Question

Two electrons are moving with different kinetic energies. If the first electron is moving with kinetic energy \(k\) and the second electron with kinetic energy \(4k\), the ratio of their de Broglie wavelengths respectively will be:

• A. \(1:2\)
• B. \(1:4\)
• C. \(2:1\)
• D. \(4:1\)

Hint:

For the same particle, de Broglie wavelength varies inversely as the square root of kinetic energy: \[ \lambda \propto \frac{1}{\sqrt{K}} \]

Answer 1

The Correct Option is C

Concept:
The de Broglie wavelength of a particle is: \[ \lambda=\frac{h}{p} \] For a non-relativistic particle, \[ K=\frac{p^2}{2m} \] So, \[ p=\sqrt{2mK} \] Therefore, \[ \lambda=\frac{h}{\sqrt{2mK}} \] Thus, \[ \lambda \propto \frac{1}{\sqrt{K}} \]

Step 1: Write the kinetic energies.
For first electron: \[ K_1=k \] For second electron: \[ K_2=4k \]

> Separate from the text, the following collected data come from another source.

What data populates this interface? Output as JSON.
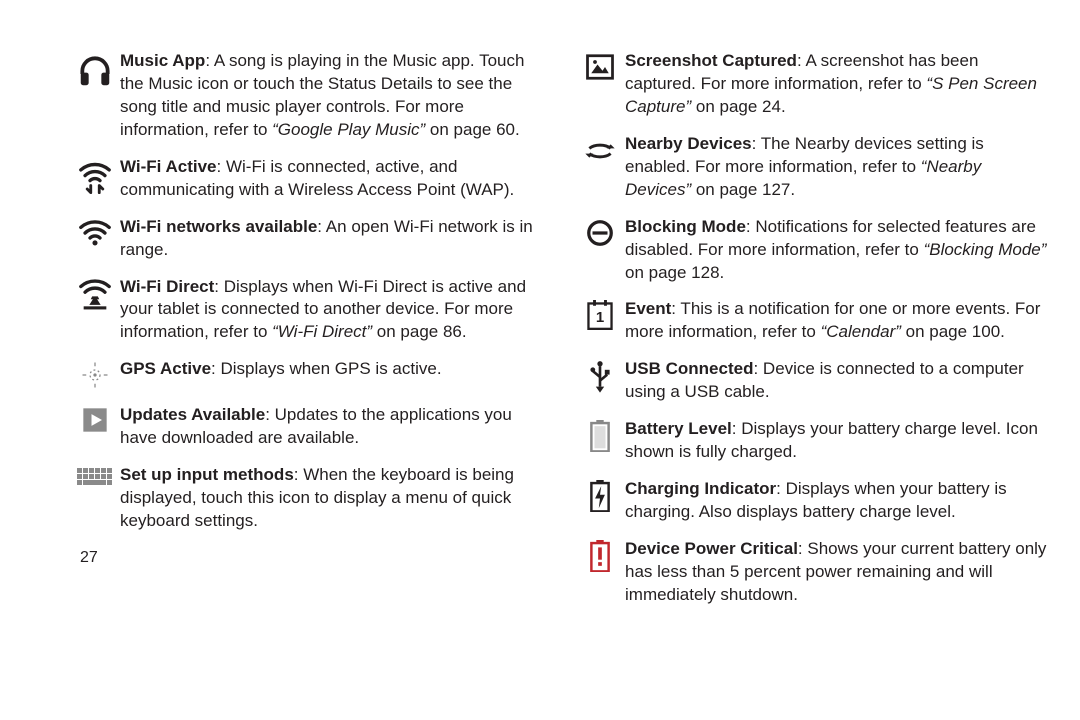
{
  "page_number": "27",
  "left": [
    {
      "title": "Music App",
      "body": ": A song is playing in the Music app. Touch the Music icon or touch the Status Details to see the song title and music player controls. For more information, refer to ",
      "ref": "“Google Play Music”",
      "tail": " on page 60."
    },
    {
      "title": "Wi-Fi Active",
      "body": ": Wi-Fi is connected, active, and communicating with a Wireless Access Point (WAP).",
      "ref": "",
      "tail": ""
    },
    {
      "title": "Wi-Fi networks available",
      "body": ": An open Wi-Fi network is in range.",
      "ref": "",
      "tail": ""
    },
    {
      "title": "Wi-Fi Direct",
      "body": ": Displays when Wi-Fi Direct is active and your tablet is connected to another device. For more information, refer to ",
      "ref": "“Wi-Fi Direct”",
      "tail": " on page 86."
    },
    {
      "title": "GPS Active",
      "body": ": Displays when GPS is active.",
      "ref": "",
      "tail": ""
    },
    {
      "title": "Updates Available",
      "body": ": Updates to the applications you have downloaded are available.",
      "ref": "",
      "tail": ""
    },
    {
      "title": "Set up input methods",
      "body": ": When the keyboard is being displayed, touch this icon to display a menu of quick keyboard settings.",
      "ref": "",
      "tail": ""
    }
  ],
  "right": [
    {
      "title": "Screenshot Captured",
      "body": ": A screenshot has been captured. For more information, refer to ",
      "ref": "“S Pen Screen Capture”",
      "tail": " on page 24."
    },
    {
      "title": "Nearby Devices",
      "body": ": The Nearby devices setting is enabled. For more information, refer to ",
      "ref": "“Nearby Devices”",
      "tail": " on page 127."
    },
    {
      "title": "Blocking Mode",
      "body": ": Notifications for selected features are disabled. For more information, refer to ",
      "ref": "“Blocking Mode”",
      "tail": " on page 128."
    },
    {
      "title": "Event",
      "body": ": This is a notification for one or more events. For more information, refer to ",
      "ref": "“Calendar”",
      "tail": " on page 100."
    },
    {
      "title": "USB Connected",
      "body": ": Device is connected to a computer using a USB cable.",
      "ref": "",
      "tail": ""
    },
    {
      "title": "Battery Level",
      "body": ": Displays your battery charge level. Icon shown is fully charged.",
      "ref": "",
      "tail": ""
    },
    {
      "title": "Charging Indicator",
      "body": ": Displays when your battery is charging. Also displays battery charge level.",
      "ref": "",
      "tail": ""
    },
    {
      "title": "Device Power Critical",
      "body": ": Shows your current battery only has less than 5 percent power remaining and will immediately shutdown.",
      "ref": "",
      "tail": ""
    }
  ]
}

Step 2: Use relation between wavelength and kinetic energy.
\[ \frac{\lambda_1}{\lambda_2}=\sqrt{\frac{K_2}{K_1}} \] Substitute the values: \[ \frac{\lambda_1}{\lambda_2}=\sqrt{\frac{4k}{k}} \] \[ =\sqrt{4} \] \[ =2 \]

Step 3: Write the ratio.
\[ \lambda_1:\lambda_2=2:1 \]

Step 4: Final conclusion.
Hence, the ratio of their de Broglie wavelengths is: \[ \boxed{2:1} \]